Thursday, September 24, 2009

On the advantage of marriage over cohabitation

Why marry when cohabitation can provide the same benefits of economies of scale and companionship? One may even think that cohabitation is superior because it allows a break up with less consequences. That is exactly wrong. The fact that divorce is costly makes that one is more careful in committing to marriage and, once married, one puts more effort into the marriage. The key here is that marriage is a commitment device that gives strong incentives to make a marriage work.

Murat Iyigun shows that this logic gives marriage a large surplus than cohabitation through spousal commitment, as long as men and women are available in roughly equal numbers and commitment costs are symmetric across genders. Otherwise, marriage surpluses collapse and cohabitation dominates.
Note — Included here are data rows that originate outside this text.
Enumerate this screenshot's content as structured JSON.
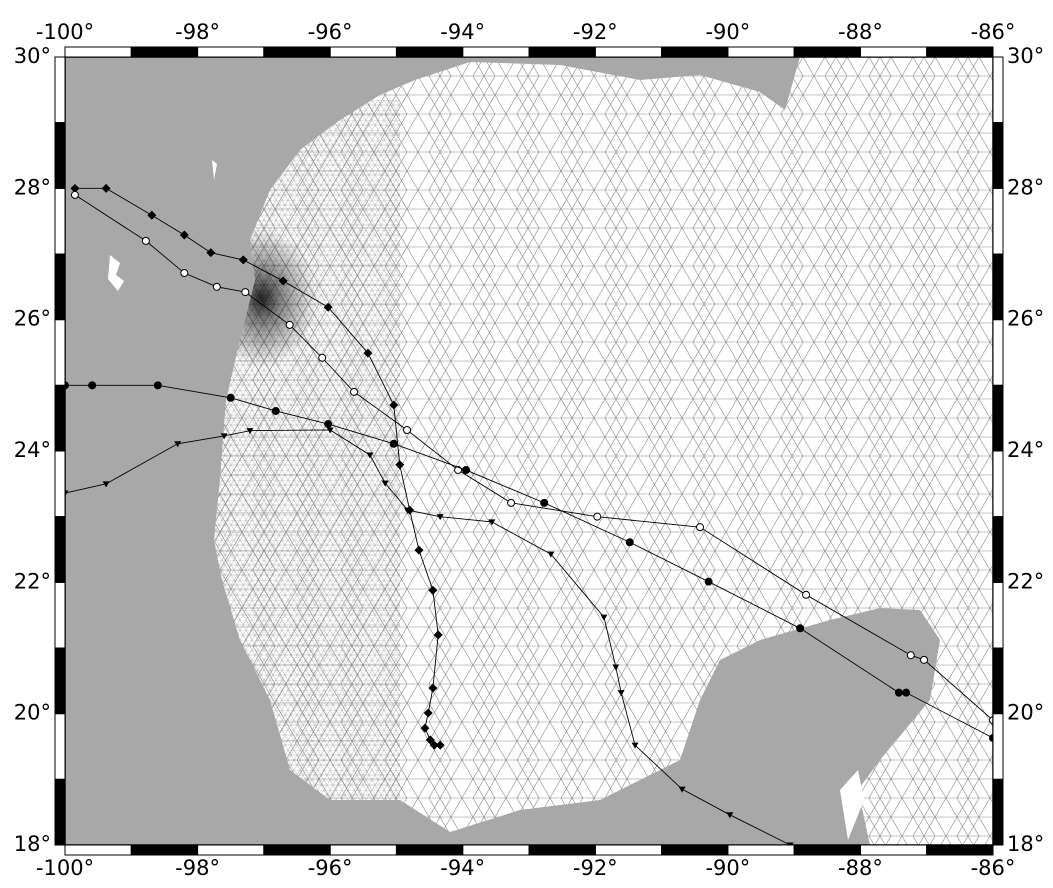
{
  "map": {
    "lonlim": [
      -100,
      -86
    ],
    "latlim": [
      18,
      30
    ],
    "lonticks": [
      {
        "value": -100,
        "label": "-100°"
      },
      {
        "value": -98,
        "label": "-98°"
      },
      {
        "value": -96,
        "label": "-96°"
      },
      {
        "value": -94,
        "label": "-94°"
      },
      {
        "value": -92,
        "label": "-92°"
      },
      {
        "value": -90,
        "label": "-90°"
      },
      {
        "value": -88,
        "label": "-88°"
      },
      {
        "value": -86,
        "label": "-86°"
      }
    ],
    "latticks": [
      {
        "value": 18,
        "label": "18°"
      },
      {
        "value": 20,
        "label": "20°"
      },
      {
        "value": 22,
        "label": "22°"
      },
      {
        "value": 24,
        "label": "24°"
      },
      {
        "value": 26,
        "label": "26°"
      },
      {
        "value": 28,
        "label": "28°"
      },
      {
        "value": 30,
        "label": "30°"
      }
    ],
    "tracks": [
      {
        "marker": "diamond",
        "lon": [
          -99.85,
          -99.38,
          -98.69,
          -98.2,
          -97.8,
          -97.31,
          -96.71,
          -96.03,
          -95.43,
          -95.04,
          -94.95,
          -94.8,
          -94.66,
          -94.45,
          -94.37,
          -94.45,
          -94.52,
          -94.57,
          -94.49,
          -94.43,
          -94.34
        ],
        "lat": [
          28.0,
          28.0,
          27.59,
          27.29,
          27.02,
          26.91,
          26.59,
          26.19,
          25.49,
          24.7,
          23.79,
          23.1,
          22.49,
          21.88,
          21.2,
          20.39,
          20.01,
          19.78,
          19.6,
          19.52,
          19.52
        ]
      },
      {
        "marker": "open-circle",
        "lon": [
          -99.85,
          -98.78,
          -98.2,
          -97.71,
          -97.28,
          -96.61,
          -96.12,
          -95.64,
          -94.84,
          -94.07,
          -93.27,
          -91.97,
          -90.42,
          -88.82,
          -87.24,
          -87.04,
          -86.0
        ],
        "lat": [
          27.9,
          27.2,
          26.71,
          26.5,
          26.42,
          25.92,
          25.42,
          24.9,
          24.32,
          23.71,
          23.21,
          23.0,
          22.84,
          21.81,
          20.89,
          20.82,
          19.9
        ]
      },
      {
        "marker": "filled-circle",
        "lon": [
          -100.0,
          -99.59,
          -98.6,
          -97.5,
          -96.82,
          -96.03,
          -95.04,
          -93.95,
          -92.77,
          -91.48,
          -90.29,
          -88.91,
          -87.42,
          -87.31,
          -86.0
        ],
        "lat": [
          25.0,
          25.0,
          25.0,
          24.81,
          24.61,
          24.41,
          24.11,
          23.71,
          23.21,
          22.61,
          22.01,
          21.3,
          20.32,
          20.32,
          19.63
        ]
      },
      {
        "marker": "triangle",
        "lon": [
          -100.0,
          -99.38,
          -98.3,
          -97.6,
          -97.21,
          -96.0,
          -95.4,
          -95.17,
          -94.83,
          -94.34,
          -93.56,
          -92.67,
          -91.87,
          -91.69,
          -91.61,
          -91.4,
          -90.69,
          -89.97,
          -89.06
        ],
        "lat": [
          23.36,
          23.5,
          24.11,
          24.23,
          24.31,
          24.32,
          23.94,
          23.51,
          23.1,
          23.0,
          22.92,
          22.43,
          21.47,
          20.71,
          20.32,
          19.52,
          18.85,
          18.46,
          18.0
        ]
      }
    ]
  }
}
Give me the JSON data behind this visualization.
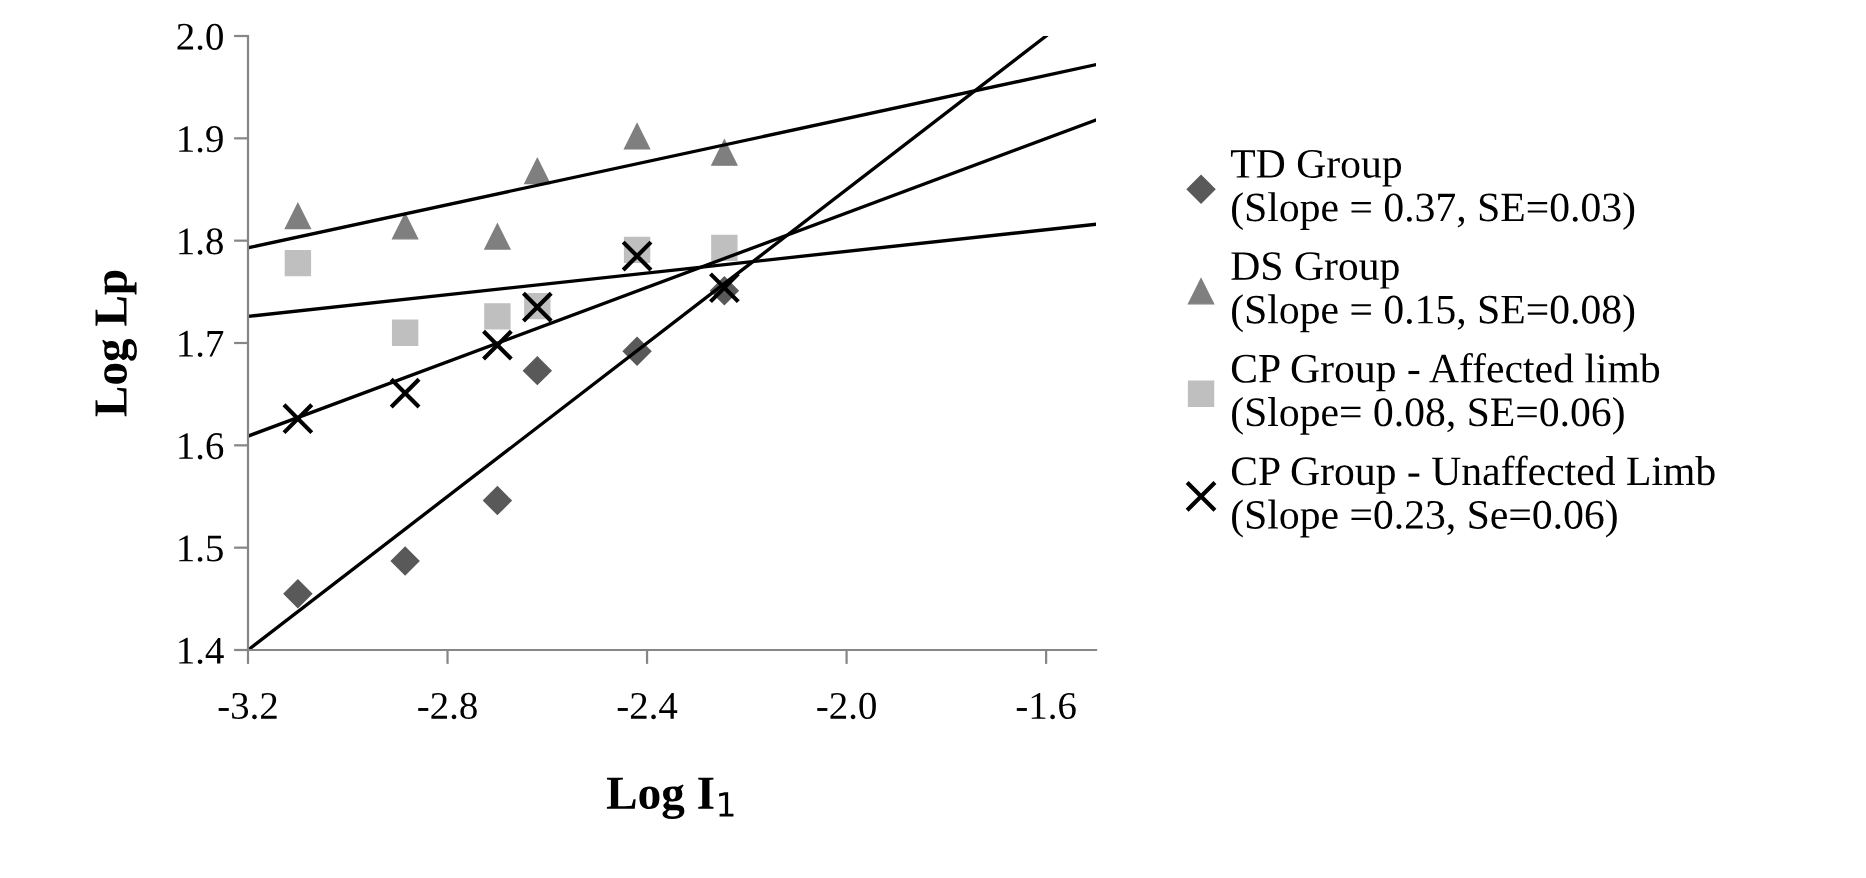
{
  "chart_data": {
    "type": "scatter",
    "xlabel": "Log I$_{1}$",
    "ylabel": "Log Lp",
    "xlim": [
      -3.2,
      -1.5
    ],
    "xticks": [
      {
        "value": -3.2,
        "label": "-3.2"
      },
      {
        "value": -2.8,
        "label": "-2.8"
      },
      {
        "value": -2.4,
        "label": "-2.4"
      },
      {
        "value": -2.0,
        "label": "-2.0"
      },
      {
        "value": -1.6,
        "label": "-1.6"
      }
    ],
    "ylim": [
      1.4,
      2.0
    ],
    "yticks": [
      {
        "value": 1.4,
        "label": "1.4"
      },
      {
        "value": 1.5,
        "label": "1.5"
      },
      {
        "value": 1.6,
        "label": "1.6"
      },
      {
        "value": 1.7,
        "label": "1.7"
      },
      {
        "value": 1.8,
        "label": "1.8"
      },
      {
        "value": 1.9,
        "label": "1.9"
      },
      {
        "value": 2.0,
        "label": "2.0"
      }
    ],
    "grid": false,
    "legend": "right",
    "series": [
      {
        "name": "TD Group\n(Slope = 0.37, SE=0.03)",
        "color": "#595959",
        "marker": "diamond",
        "x": [
          -3.1,
          -2.885,
          -2.7,
          -2.62,
          -2.42,
          -2.245
        ],
        "values": [
          1.455,
          1.487,
          1.546,
          1.673,
          1.692,
          1.751
        ]
      },
      {
        "name": "DS Group\n(Slope = 0.15, SE=0.08)",
        "color": "#7f7f7f",
        "marker": "triangle",
        "x": [
          -3.1,
          -2.885,
          -2.7,
          -2.62,
          -2.42,
          -2.245
        ],
        "values": [
          1.824,
          1.814,
          1.804,
          1.868,
          1.902,
          1.886
        ]
      },
      {
        "name": "CP Group - Affected limb\n(Slope= 0.08, SE=0.06)",
        "color": "#bfbfbf",
        "marker": "square",
        "x": [
          -3.1,
          -2.885,
          -2.7,
          -2.62,
          -2.42,
          -2.245
        ],
        "values": [
          1.778,
          1.71,
          1.726,
          1.736,
          1.791,
          1.793
        ]
      },
      {
        "name": "CP Group - Unaffected Limb\n(Slope =0.23, Se=0.06)",
        "color": "#000000",
        "marker": "cross",
        "x": [
          -3.1,
          -2.885,
          -2.7,
          -2.62,
          -2.42,
          -2.245
        ],
        "values": [
          1.626,
          1.651,
          1.698,
          1.735,
          1.785,
          1.754
        ]
      },
      {
        "type": "line",
        "color": "#000000",
        "marker": "none",
        "x": [
          -3.2,
          -1.6
        ],
        "values": [
          1.4,
          2.0
        ]
      },
      {
        "type": "line",
        "color": "#000000",
        "marker": "none",
        "x": [
          -3.2,
          -1.5
        ],
        "values": [
          1.793,
          1.972
        ]
      },
      {
        "type": "line",
        "color": "#000000",
        "marker": "none",
        "x": [
          -3.2,
          -1.5
        ],
        "values": [
          1.726,
          1.816
        ]
      },
      {
        "type": "line",
        "color": "#000000",
        "marker": "none",
        "x": [
          -3.2,
          -1.5
        ],
        "values": [
          1.609,
          1.918
        ]
      }
    ]
  }
}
The fact is that commitment costs are not equal, mostly because of children and traditional roles in the household and the labor market. In fact, the countries where women are the most equal to men (say, Scandinavia) are those where cohabitation is the most prevalent. That evidence goes exactly counter to the predictions of the Iyigun model. Unfortunately, the paper provides absolutely no empirical support for its results. In fact, it is not even motivated by any empirical fact that would need to be explained. What is it then good for?

2 comments:

Anonymous said...

to be blogged about.

Anonymous said...

Yeah I'm not sure this makes sense. If marriage provided such benefits and it were so painfully expensive to split up how does one explain the high divorce rate?

Cohabitation has hidden tax benefits; marriage is progressively taxed, so it seems like the starting point goes against the grain.